Mr Pendleton: What you have to
be careful of with DBS and where it is a significant weakness
is that DBS spending by developing country governments runs the
risk of not being accountable enough to civil society in those
countries. So I think the insistence should be, if DBS is to be
the way forward, that a proportion at least goes to civil society
and a proportion to monitoring the spending of development assistance
through giving direct budgetary support to governments. We have
got partners like the Integrated Social Development Centre in
Accra in Ghana who are doing direct budget support monitoring
and that is a key part of their programme work now. If DBS is
going to be a success then civil society needs to monitor it.
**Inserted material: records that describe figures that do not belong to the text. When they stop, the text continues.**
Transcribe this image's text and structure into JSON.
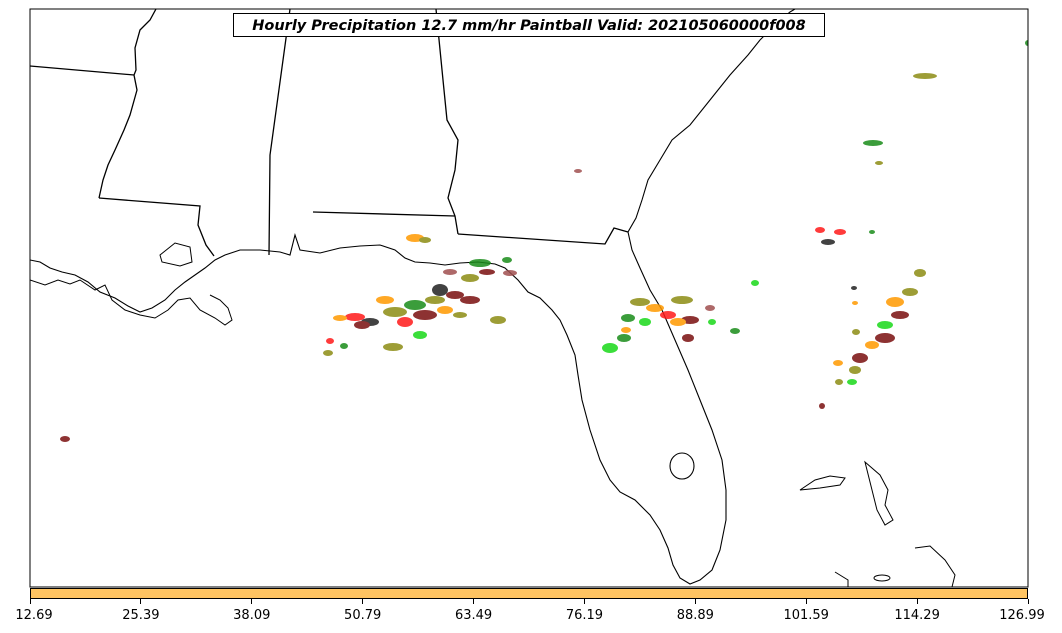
{
  "title": "Hourly Precipitation 12.7 mm/hr Paintball Valid: 202105060000f008",
  "colorbar": {
    "color": "#ffc462",
    "ticks": [
      "12.69",
      "25.39",
      "38.09",
      "50.79",
      "63.49",
      "76.19",
      "88.89",
      "101.59",
      "114.29",
      "126.99"
    ]
  },
  "colors": {
    "red": "#ff1a1a",
    "orange": "#ff9900",
    "olive": "#8c8c14",
    "darkred": "#7a0f0f",
    "green": "#1a8c1a",
    "lime": "#19d919",
    "black": "#222222",
    "brown": "#a05050"
  }
}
Yes, I think you are right, it can make certain policy objectives
of donors more difficult to achieve. Development assistance in
general should not necessarily be about the policy objectives
of donors and that is where the conditionality debate has been
problematic in the past. There are certain conditions that need
to be set and they are that the money is spent as agreed. I think
what needs to be done is that donor governments need to set those
environmental objectives at the start so that if there is an agreement
about that and the condition is that the money is spent as agreed
then that needs to be seen to be done.
Q18 Mr Caton: You say
"if" DBS is the way forward. Does that imply that you
think perhaps more focused project funding would be a better way
forward, particularly to enable us to protect the environment?
Mr Pendleton: I think we have
always felt that where there are sufficiently strong civil society
organisations in developing countries DBS should not be given
at the exclusion of giving money directly to the kind of partner
organisations that we work with.
Q19 Mr Caton: Enthusiasm
for budgetary support at the moment tends to go hand-in-hand with
encouraging macroeconomic growth to achieve poverty reduction.
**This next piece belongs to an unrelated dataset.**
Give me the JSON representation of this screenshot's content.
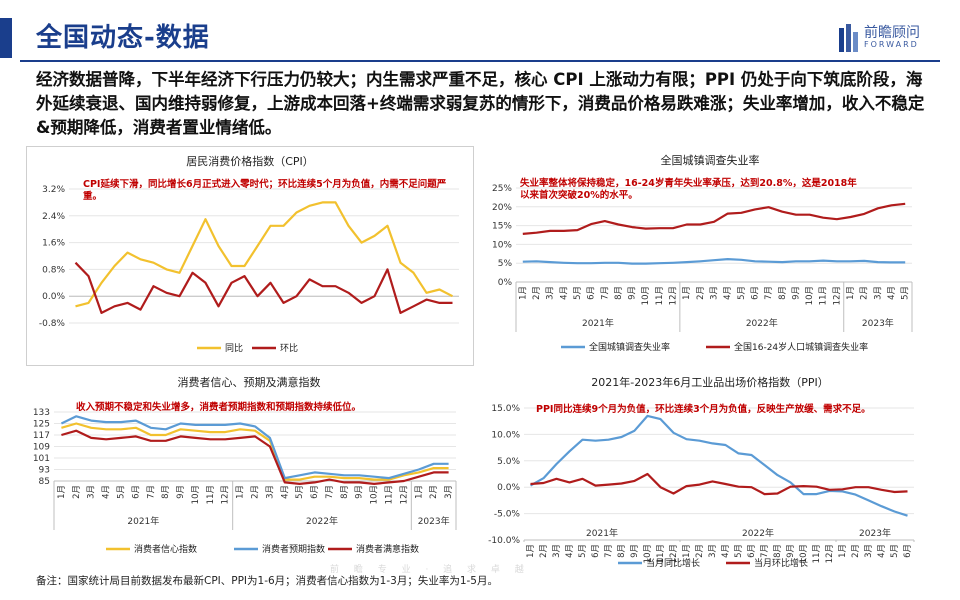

Could you expand on your reservations about macroeconomic growth
being so essential?
Mr Pendleton: It is really important
to look at pieces of work like the New Economics Foundation work
because it simply states a cold economic fact, which is that for
a lot of economic effort, which is costly to the environment,
you get very little poverty reduction. While we would want to
encourage investment in developing countries, what is increasingly
important to us as an agency is looking at what resources already
exist in a developing country and looking at how developing countries
can mobilise those. In a sense, is investment in its purest sense
in developing countries the most important thing or is the way
developing country governments regulate that investment the most
important thing? For instance, if a company from Britain goes
into a developing country to invest and demands a very low tax
regime in order to do so, is that good value for money for that
developing country? Does that undermine the value of that investment?
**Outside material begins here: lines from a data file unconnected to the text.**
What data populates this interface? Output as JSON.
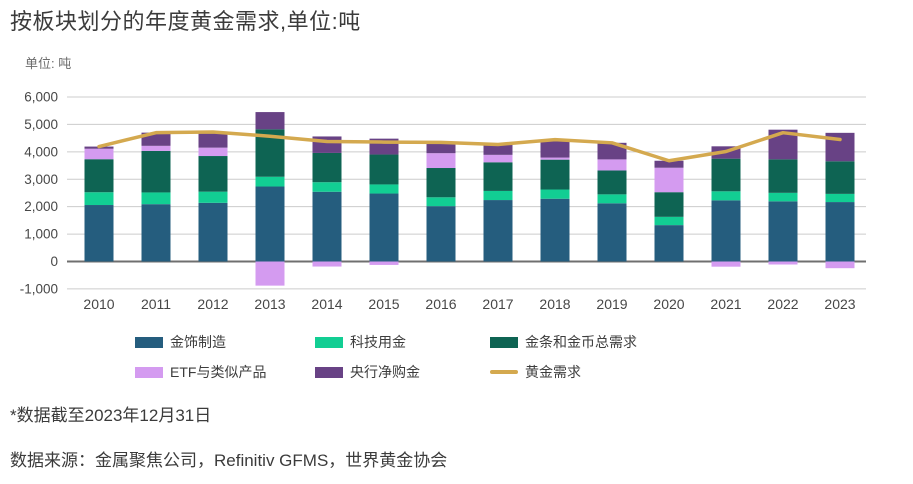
{
  "page": {
    "title": "按板块划分的年度黄金需求,单位:吨",
    "unit_label": "单位: 吨",
    "footnote": "*数据截至2023年12月31日",
    "source": "数据来源：金属聚焦公司，Refinitiv GFMS，世界黄金协会"
  },
  "colors": {
    "grid": "#cccccc",
    "zero_axis": "#6f6f6f",
    "axis_text": "#474747",
    "title_text": "#3b3b3b"
  },
  "chart_data": {
    "type": "bar",
    "stacked": true,
    "title": "按板块划分的年度黄金需求,单位:吨",
    "xlabel": "",
    "ylabel": "单位: 吨",
    "ylim": [
      -1000,
      6000
    ],
    "grid": true,
    "legend_position": "bottom",
    "yticks": [
      "6,000",
      "5,000",
      "4,000",
      "3,000",
      "2,000",
      "1,000",
      "0",
      "-1,000"
    ],
    "categories": [
      "2010",
      "2011",
      "2012",
      "2013",
      "2014",
      "2015",
      "2016",
      "2017",
      "2018",
      "2019",
      "2020",
      "2021",
      "2022",
      "2023"
    ],
    "series": [
      {
        "name": "金饰制造",
        "color": "#255d7e",
        "values": [
          2060,
          2091,
          2140,
          2735,
          2544,
          2479,
          2019,
          2241,
          2290,
          2123,
          1327,
          2230,
          2195,
          2168
        ]
      },
      {
        "name": "科技用金",
        "color": "#12ce93",
        "values": [
          466,
          428,
          407,
          356,
          348,
          332,
          323,
          333,
          335,
          326,
          302,
          330,
          309,
          298
        ]
      },
      {
        "name": "金条和金币总需求",
        "color": "#0e6453",
        "values": [
          1205,
          1515,
          1300,
          1730,
          1068,
          1090,
          1068,
          1045,
          1090,
          871,
          899,
          1191,
          1222,
          1190
        ]
      },
      {
        "name": "ETF与类似产品",
        "color": "#d49bf0",
        "values": [
          382,
          185,
          306,
          -880,
          -184,
          -125,
          541,
          271,
          76,
          404,
          892,
          -189,
          -110,
          -244
        ]
      },
      {
        "name": "央行净购金",
        "color": "#684285",
        "values": [
          79,
          481,
          569,
          629,
          601,
          580,
          395,
          379,
          656,
          605,
          255,
          450,
          1082,
          1037
        ]
      }
    ],
    "line": {
      "name": "黄金需求",
      "color": "#d4a94f",
      "values": [
        4192,
        4700,
        4722,
        4570,
        4377,
        4356,
        4346,
        4269,
        4447,
        4329,
        3675,
        4012,
        4698,
        4449
      ]
    }
  }
}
I think you have to look at things in the round. What Christian
Aid is beginning to do is to try and analyse investments. We have
had an analysis on foreign investment hitherto which has been
about the social and environmental impact of that foreign investment
and we have looked at things like oil projects where there have
been negative impacts, but we are increasingly trying to look
at the fiscal element of that, to say what is the value of this
investment to the developing country? Of course they bring money
and jobs and therefore may contribute to macroeconomic growth,
but what do they take away? If they are not paying a sufficient
amount of tax and if they are also avoiding the payment of tax
through that process, which very often happens, by making transfers
through tax havens then is the value of that investment a good
one? Aside from the argument about economic growth per se on which
I think it is fair to say the jury is out at the very least, you
also have to look at the story behind economic growth in a sense.
So what really is the value? How much money does stay in the country?
At the end of the day that is the critical factor and it is not
the GDP growth on the table, it is how much money stays in that
country. Capital flight is increasing from developing countries
at an alarming rate and that is something that deserves our focus.